High Opioid Doses Raise Risk of Overdose in Chronic Pain Patients
Michael Von Korff, ScD, a senior investigator at Group Health Research Institute, and colleagues examined about 10,000 patients who had been given multiple opioid prescriptions for chronic pain conditions. Those who were given higher doses of opioids were nine times more likely to overdose than those who were given lower doses. However, most overdoses occurred among those who received low to medium doses, as those prescriptions were much more common.
According to the Centers for Disease Control and Prevention, about 3 percent of U.S. adults use opioids for chronic pain. In 2006, about 14,000 deaths involved prescription opioids, more than three times the number of opioid-related deaths in 1999.
Dr. Von Korff said that while some studies suggest that fatal opioid overdoses occur mostly among those abusing prescription drugs or obtaining them from non-medical sources, their study suggests that many occur among people using prescribed opioids for chronic pain. He added that physicians should carefully evaluate and monitor patients using opioids in the long term.

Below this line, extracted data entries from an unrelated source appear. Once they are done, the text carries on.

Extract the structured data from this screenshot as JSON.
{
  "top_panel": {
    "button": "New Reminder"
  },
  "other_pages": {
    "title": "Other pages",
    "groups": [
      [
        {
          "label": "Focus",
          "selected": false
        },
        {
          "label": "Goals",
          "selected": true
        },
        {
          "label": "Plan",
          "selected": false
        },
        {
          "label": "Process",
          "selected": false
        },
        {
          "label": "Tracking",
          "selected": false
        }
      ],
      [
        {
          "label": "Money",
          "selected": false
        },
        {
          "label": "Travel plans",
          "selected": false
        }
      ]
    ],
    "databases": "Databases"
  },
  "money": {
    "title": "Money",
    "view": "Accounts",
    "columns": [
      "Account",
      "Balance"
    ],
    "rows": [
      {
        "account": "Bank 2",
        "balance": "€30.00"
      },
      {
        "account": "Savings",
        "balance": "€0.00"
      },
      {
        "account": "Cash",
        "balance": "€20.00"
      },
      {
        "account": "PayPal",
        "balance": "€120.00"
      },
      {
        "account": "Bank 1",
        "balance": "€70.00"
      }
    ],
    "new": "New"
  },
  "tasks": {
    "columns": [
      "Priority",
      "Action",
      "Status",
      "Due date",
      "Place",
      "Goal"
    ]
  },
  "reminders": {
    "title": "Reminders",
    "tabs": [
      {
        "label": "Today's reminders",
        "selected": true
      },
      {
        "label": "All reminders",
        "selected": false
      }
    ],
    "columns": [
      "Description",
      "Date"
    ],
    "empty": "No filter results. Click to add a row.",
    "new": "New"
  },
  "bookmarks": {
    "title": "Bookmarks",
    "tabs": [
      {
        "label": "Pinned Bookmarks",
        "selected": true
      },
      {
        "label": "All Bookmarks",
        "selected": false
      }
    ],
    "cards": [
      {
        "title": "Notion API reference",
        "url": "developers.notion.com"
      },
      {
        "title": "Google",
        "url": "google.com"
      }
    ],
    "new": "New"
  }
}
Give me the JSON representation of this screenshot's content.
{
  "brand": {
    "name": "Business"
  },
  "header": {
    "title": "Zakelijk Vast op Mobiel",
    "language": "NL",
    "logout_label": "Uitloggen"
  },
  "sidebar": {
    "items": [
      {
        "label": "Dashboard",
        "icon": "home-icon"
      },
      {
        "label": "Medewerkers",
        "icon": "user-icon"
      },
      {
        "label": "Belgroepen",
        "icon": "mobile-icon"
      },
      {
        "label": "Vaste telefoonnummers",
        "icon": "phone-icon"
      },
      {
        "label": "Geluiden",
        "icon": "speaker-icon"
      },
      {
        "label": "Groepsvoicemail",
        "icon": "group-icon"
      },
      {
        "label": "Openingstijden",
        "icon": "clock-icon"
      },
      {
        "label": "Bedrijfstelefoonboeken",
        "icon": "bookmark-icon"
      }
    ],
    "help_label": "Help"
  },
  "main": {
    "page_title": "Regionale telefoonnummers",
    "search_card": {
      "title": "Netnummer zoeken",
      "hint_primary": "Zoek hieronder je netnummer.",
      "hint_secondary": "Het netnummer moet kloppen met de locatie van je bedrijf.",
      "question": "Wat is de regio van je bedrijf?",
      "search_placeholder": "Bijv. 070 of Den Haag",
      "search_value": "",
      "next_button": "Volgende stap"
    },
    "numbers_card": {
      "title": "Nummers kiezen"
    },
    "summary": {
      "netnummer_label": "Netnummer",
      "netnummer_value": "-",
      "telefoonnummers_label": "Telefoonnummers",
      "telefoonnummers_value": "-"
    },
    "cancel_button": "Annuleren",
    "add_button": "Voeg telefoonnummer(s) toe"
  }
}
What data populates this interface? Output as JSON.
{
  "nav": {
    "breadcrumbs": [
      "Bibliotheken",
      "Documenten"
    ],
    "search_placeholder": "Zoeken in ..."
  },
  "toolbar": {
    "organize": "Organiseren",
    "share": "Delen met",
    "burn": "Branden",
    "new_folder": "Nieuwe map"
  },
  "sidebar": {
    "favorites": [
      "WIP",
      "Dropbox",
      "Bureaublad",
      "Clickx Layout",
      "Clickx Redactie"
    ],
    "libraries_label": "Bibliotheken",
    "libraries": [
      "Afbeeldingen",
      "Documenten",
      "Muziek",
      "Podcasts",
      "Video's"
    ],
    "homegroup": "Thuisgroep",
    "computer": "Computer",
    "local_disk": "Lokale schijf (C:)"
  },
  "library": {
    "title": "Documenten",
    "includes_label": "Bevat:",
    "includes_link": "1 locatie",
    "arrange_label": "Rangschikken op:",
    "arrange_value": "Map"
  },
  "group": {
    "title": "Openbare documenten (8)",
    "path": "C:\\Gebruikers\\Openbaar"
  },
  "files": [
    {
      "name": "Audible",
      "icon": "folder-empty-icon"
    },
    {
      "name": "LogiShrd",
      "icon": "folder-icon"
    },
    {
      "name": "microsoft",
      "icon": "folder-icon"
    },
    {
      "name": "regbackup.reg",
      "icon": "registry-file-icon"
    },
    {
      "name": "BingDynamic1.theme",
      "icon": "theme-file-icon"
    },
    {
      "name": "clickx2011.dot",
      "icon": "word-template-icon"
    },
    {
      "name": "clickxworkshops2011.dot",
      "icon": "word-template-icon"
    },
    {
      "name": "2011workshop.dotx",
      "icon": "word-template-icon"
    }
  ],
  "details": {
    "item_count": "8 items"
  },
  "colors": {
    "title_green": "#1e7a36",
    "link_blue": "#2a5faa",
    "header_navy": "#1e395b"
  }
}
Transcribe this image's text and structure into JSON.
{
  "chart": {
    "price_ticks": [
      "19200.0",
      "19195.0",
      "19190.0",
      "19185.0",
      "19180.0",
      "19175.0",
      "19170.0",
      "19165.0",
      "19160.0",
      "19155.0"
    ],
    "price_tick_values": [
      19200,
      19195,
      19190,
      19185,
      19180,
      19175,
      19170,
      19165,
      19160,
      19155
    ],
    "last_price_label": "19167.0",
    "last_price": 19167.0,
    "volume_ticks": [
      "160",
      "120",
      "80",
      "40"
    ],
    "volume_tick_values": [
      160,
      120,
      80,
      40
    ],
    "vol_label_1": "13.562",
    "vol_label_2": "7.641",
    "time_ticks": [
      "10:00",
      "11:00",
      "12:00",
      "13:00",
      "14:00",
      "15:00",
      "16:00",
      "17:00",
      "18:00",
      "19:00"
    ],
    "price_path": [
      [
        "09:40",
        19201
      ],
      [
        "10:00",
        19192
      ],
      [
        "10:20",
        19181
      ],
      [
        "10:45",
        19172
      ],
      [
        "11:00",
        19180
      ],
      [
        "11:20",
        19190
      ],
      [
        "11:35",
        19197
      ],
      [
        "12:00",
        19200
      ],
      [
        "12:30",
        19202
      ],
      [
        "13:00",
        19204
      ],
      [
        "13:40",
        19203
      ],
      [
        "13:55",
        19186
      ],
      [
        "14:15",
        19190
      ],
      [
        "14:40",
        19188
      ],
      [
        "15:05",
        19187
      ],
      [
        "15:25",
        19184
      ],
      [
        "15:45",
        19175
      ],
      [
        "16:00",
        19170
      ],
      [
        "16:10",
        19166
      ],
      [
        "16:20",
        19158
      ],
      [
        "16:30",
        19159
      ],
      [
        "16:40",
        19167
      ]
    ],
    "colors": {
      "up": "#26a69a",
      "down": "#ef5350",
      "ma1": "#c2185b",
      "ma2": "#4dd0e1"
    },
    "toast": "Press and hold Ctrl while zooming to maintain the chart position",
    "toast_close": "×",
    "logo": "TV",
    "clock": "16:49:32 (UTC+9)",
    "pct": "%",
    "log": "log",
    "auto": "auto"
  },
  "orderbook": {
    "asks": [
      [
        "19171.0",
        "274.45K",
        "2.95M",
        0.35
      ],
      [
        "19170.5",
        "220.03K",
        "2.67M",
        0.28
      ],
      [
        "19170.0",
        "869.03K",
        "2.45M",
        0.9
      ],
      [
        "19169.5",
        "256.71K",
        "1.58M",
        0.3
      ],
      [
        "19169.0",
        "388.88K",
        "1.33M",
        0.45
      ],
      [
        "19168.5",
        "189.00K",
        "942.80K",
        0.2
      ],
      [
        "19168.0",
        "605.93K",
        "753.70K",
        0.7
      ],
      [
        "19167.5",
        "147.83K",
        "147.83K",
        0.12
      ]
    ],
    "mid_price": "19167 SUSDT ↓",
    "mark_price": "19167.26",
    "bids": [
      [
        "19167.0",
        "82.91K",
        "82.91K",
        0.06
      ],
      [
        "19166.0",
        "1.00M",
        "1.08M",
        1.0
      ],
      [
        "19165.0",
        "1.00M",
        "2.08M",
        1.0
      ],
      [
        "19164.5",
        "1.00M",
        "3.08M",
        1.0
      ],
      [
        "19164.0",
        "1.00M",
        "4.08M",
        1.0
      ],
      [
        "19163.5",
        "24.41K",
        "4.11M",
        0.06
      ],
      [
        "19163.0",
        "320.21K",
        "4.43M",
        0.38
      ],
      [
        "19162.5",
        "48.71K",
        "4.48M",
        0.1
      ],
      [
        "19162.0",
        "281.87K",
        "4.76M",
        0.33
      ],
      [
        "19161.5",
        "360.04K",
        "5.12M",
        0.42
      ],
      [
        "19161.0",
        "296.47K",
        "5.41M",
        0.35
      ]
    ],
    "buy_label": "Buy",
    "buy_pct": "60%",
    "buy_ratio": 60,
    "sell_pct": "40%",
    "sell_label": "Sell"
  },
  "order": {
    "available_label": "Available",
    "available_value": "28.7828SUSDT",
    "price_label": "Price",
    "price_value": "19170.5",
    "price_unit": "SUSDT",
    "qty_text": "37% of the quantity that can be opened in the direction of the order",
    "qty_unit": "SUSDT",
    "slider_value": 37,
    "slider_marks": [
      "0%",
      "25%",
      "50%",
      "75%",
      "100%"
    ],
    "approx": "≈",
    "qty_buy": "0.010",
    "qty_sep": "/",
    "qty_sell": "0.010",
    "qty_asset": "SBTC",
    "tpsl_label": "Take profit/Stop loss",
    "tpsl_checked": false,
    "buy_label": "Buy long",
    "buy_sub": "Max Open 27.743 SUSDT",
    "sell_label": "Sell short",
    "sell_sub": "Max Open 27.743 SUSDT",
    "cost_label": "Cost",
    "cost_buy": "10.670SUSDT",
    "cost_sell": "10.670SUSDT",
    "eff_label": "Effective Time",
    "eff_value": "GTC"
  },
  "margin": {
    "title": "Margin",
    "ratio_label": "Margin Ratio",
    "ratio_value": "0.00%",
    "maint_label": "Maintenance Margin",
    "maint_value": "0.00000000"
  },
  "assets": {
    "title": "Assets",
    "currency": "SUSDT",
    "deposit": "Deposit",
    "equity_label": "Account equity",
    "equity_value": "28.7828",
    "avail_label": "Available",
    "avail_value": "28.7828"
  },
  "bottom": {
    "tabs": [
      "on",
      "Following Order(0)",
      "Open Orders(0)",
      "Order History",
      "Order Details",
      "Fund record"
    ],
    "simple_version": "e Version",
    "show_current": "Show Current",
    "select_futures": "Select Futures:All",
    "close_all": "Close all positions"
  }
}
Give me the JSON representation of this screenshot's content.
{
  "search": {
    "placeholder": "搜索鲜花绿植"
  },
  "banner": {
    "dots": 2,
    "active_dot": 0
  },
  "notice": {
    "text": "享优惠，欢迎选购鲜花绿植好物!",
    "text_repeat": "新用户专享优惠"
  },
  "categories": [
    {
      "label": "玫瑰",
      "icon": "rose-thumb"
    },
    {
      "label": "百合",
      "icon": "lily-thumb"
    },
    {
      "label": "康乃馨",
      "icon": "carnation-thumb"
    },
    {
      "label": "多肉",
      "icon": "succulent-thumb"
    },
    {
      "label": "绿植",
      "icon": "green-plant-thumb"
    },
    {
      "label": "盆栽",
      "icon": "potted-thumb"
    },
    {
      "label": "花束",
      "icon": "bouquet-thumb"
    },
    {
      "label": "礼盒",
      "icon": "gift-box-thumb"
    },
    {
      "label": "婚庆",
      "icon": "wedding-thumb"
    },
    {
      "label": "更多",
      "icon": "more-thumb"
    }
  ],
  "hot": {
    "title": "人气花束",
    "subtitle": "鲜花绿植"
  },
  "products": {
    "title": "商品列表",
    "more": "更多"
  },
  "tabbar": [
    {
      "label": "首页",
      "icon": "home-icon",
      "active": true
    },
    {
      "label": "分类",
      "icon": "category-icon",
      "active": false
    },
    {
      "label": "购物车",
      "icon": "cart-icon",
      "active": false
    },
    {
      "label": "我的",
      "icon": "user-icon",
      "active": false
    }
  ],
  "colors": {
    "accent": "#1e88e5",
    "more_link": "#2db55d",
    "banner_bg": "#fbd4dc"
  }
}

They found that opioid overdose occurred at similar rates among all ages. While suicide attempts and drug abuse were noted only in some of the overdoses, opioid overdoses appeared to be more frequent among those with a history of substance abuse or depression.
Study co-author Bruce M. Psaty, MD, PhD, a senior investigator at Group Health Research Institute and a professor of medicine, epidemiology, and health services at the University of Washington, said that opioids are widely prescribed long-term for many people with chronic pain, so more careful prescribing is necessary.